Helminth infection was detected in 42 out of 425 participants from endemic countries (India, Pakistan, and Bangladesh). Thirty four were from rural and 8 from urban settings. A control group of 20 matched persons with no parasitic infection were included. The detected helminthes and intensity of infections were as follow: Total helminth infections 42 (3 heavy, 15 moderate, and 24 mild infections); 17 Ascaris lumbricoides (1 heavy, 8 moderate, and 8 mild); 10 Trichuris trichiura (2 heavy, 4 moderate, and 4 mild); 7 Hymenolepis nana (2 moderate, 5 mild); 5 Hookworm (1 moderate and 4 mild); 2 Enterobius vermicularis (2 milds); 1 Schistosoma mansoni (1 mild); while mixed infections were excluded. Mean age of the infected patients was 9.5±2.3 yrs (range 5-15 yrs), male to female was 26:16, and past history of gastrointestinal symptoms in the form of diarrhea, nausea, vomiting, abdominal pain, or dyspepsia were found in all patients. Past history of parasitic infections was reported in 15/42 infected patients and in 2/20 control-individuals. Of the 42 patients with the helminth infections, asthma diagnosis was made in10 patients, while no asthma was detected in the 20 control participants (Table 1).

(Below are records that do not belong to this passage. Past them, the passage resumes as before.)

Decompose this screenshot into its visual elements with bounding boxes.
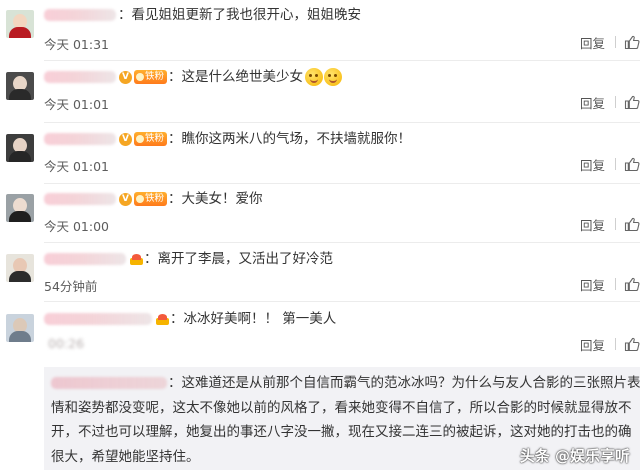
crown-badge-icon <box>156 313 169 325</box>
username-blurred[interactable] <box>44 193 116 205</box>
comment-time: 54分钟前 <box>44 279 98 294</box>
reply-button[interactable]: 回复 <box>580 93 605 112</box>
comment-time: 今天 01:01 <box>44 159 109 174</box>
comment-item: ： 离开了李晨，又活出了好冷范 54分钟前 回复 <box>0 248 640 298</box>
comment-text: 离开了李晨，又活出了好冷范 <box>157 251 334 267</box>
fan-heart-icon <box>136 73 144 81</box>
comment-time: 今天 01:01 <box>44 97 109 112</box>
avatar[interactable] <box>6 254 34 282</box>
crown-badge-icon <box>130 253 143 265</box>
comment-text: 看见姐姐更新了我也很开心，姐姐晚安 <box>131 7 362 23</box>
action-separator <box>615 278 616 290</box>
username-blurred[interactable] <box>44 9 116 21</box>
action-separator <box>615 36 616 48</box>
action-separator <box>615 338 616 350</box>
verified-v-icon: V <box>119 132 132 146</box>
username-blurred[interactable] <box>51 377 167 389</box>
reply-button[interactable]: 回复 <box>580 215 605 234</box>
comment-divider <box>44 122 640 123</box>
smirk-emoji-icon <box>324 68 343 86</box>
comment-text: 大美女！爱你 <box>181 191 263 207</box>
comment-time: 今天 01:00 <box>44 219 109 234</box>
comment-divider <box>44 242 640 243</box>
avatar[interactable] <box>6 194 34 222</box>
action-separator <box>615 218 616 230</box>
like-thumb-icon[interactable] <box>624 336 640 352</box>
comment-divider <box>44 301 640 302</box>
comment-text: 瞧你这两米八的气场，不扶墙就服你！ <box>181 131 412 147</box>
action-separator <box>615 96 616 108</box>
username-blurred[interactable] <box>44 133 116 145</box>
avatar[interactable] <box>6 134 34 162</box>
comment-text: 冰冰好美啊！！ 第一美人 <box>183 311 337 327</box>
username-blurred[interactable] <box>44 313 152 325</box>
like-thumb-icon[interactable] <box>624 156 640 172</box>
username-blurred[interactable] <box>44 71 116 83</box>
comment-item: ： 冰冰好美啊！！ 第一美人 00:26 回复 <box>0 308 640 362</box>
avatar[interactable] <box>6 314 34 342</box>
comment-time: 今天 01:31 <box>44 37 109 52</box>
avatar[interactable] <box>6 10 34 38</box>
source-watermark: 头条 @娱乐享听 <box>519 447 630 465</box>
comment-item: V 铁粉 ： 大美女！爱你 今天 01:00 回复 <box>0 188 640 238</box>
smirk-emoji-icon <box>305 68 324 86</box>
comment-divider <box>44 60 640 61</box>
iron-fan-badge: 铁粉 <box>134 70 168 84</box>
comment-time: 00:26 <box>48 336 85 351</box>
reply-button[interactable]: 回复 <box>580 275 605 294</box>
like-thumb-icon[interactable] <box>624 94 640 110</box>
verified-v-icon: V <box>119 70 132 84</box>
action-separator <box>615 158 616 170</box>
verified-v-icon: V <box>119 192 132 206</box>
reply-button[interactable]: 回复 <box>580 155 605 174</box>
reply-button[interactable]: 回复 <box>580 335 605 354</box>
comment-item: V 铁粉 ： 这是什么绝世美少女 今天 01:01 回复 <box>0 66 640 116</box>
avatar[interactable] <box>6 72 34 100</box>
comment-divider <box>44 183 640 184</box>
reply-button[interactable]: 回复 <box>580 33 605 52</box>
username-blurred[interactable] <box>44 253 126 265</box>
like-thumb-icon[interactable] <box>624 276 640 292</box>
like-thumb-icon[interactable] <box>624 216 640 232</box>
like-thumb-icon[interactable] <box>624 34 640 50</box>
comment-item: V 铁粉 ： 瞧你这两米八的气场，不扶墙就服你！ 今天 01:01 回复 <box>0 128 640 178</box>
iron-fan-badge: 铁粉 <box>134 132 168 146</box>
fan-heart-icon <box>136 135 144 143</box>
iron-fan-badge: 铁粉 <box>134 192 168 206</box>
fan-heart-icon <box>136 195 144 203</box>
comment-item: ： 看见姐姐更新了我也很开心，姐姐晚安 今天 01:31 回复 <box>0 4 640 52</box>
comment-text: 这是什么绝世美少女 <box>181 69 304 85</box>
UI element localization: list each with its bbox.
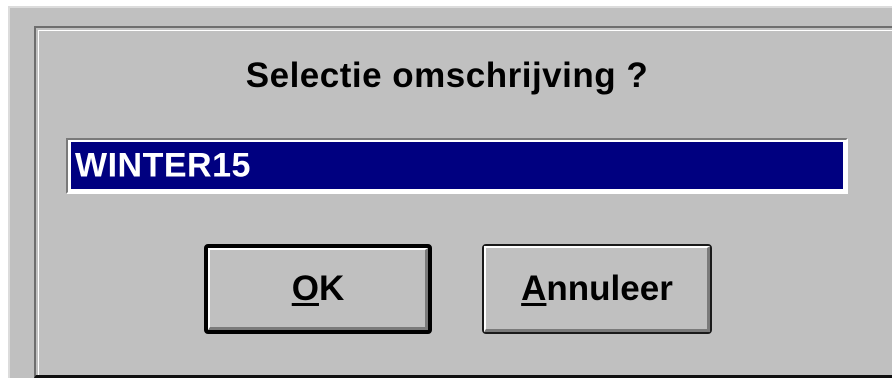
cancel-button[interactable]: Annuleer xyxy=(482,244,712,334)
cancel-button-accelerator: A xyxy=(521,269,547,308)
dialog-prompt: Selectie omschrijving ? xyxy=(245,56,649,95)
text-selection-highlight: WINTER15 xyxy=(71,142,843,189)
ok-button-accelerator: O xyxy=(291,269,319,308)
ok-button-label: OK xyxy=(208,269,428,309)
cancel-button-label-rest: nnuleer xyxy=(546,269,673,308)
description-input-value: WINTER15 xyxy=(75,146,251,184)
ok-button-label-rest: K xyxy=(318,269,345,308)
cancel-button-label: Annuleer xyxy=(484,269,710,309)
ok-button[interactable]: OK xyxy=(204,244,432,334)
description-input[interactable]: WINTER15 xyxy=(66,138,848,194)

Five patients (4 males, 1 female) were having moderate to severe asthma. Of those, moderate persistent asthma was found in 3 males and 1 female, and severe persistent asthma was found in 1 male. Mild asthma was detected in 5 patients (3 males, 2 females). Of those, mild intermittent asthma was detected in 2 males and 2 females, and mild persistent asthma was detected in 1 male. Mean disease duration of asthma was 3.5±1.5 years. Five out of 10 asthma-patients (4 with moderate persistent and1 with severe persistent asthma) were having long-term inhaled corticosteroid plus long acting inhaled beta 2-agonist. While 3 patients (with mild asthma) were having either inhaled beta 2-agonist or theophylline as long term treatment, and another 2 patients (with mild asthma) were having the same drugs intermittently. Additionally, all included asthma-patients had occasionally taken quick-relief medications during the acute attacks of asthma in the form of short-acting inhaled beta2-agonists bronchodilator with/without oxygen or parasympatholytic agent as a single nebulizer treatment, or short course of systemic corticosteroids.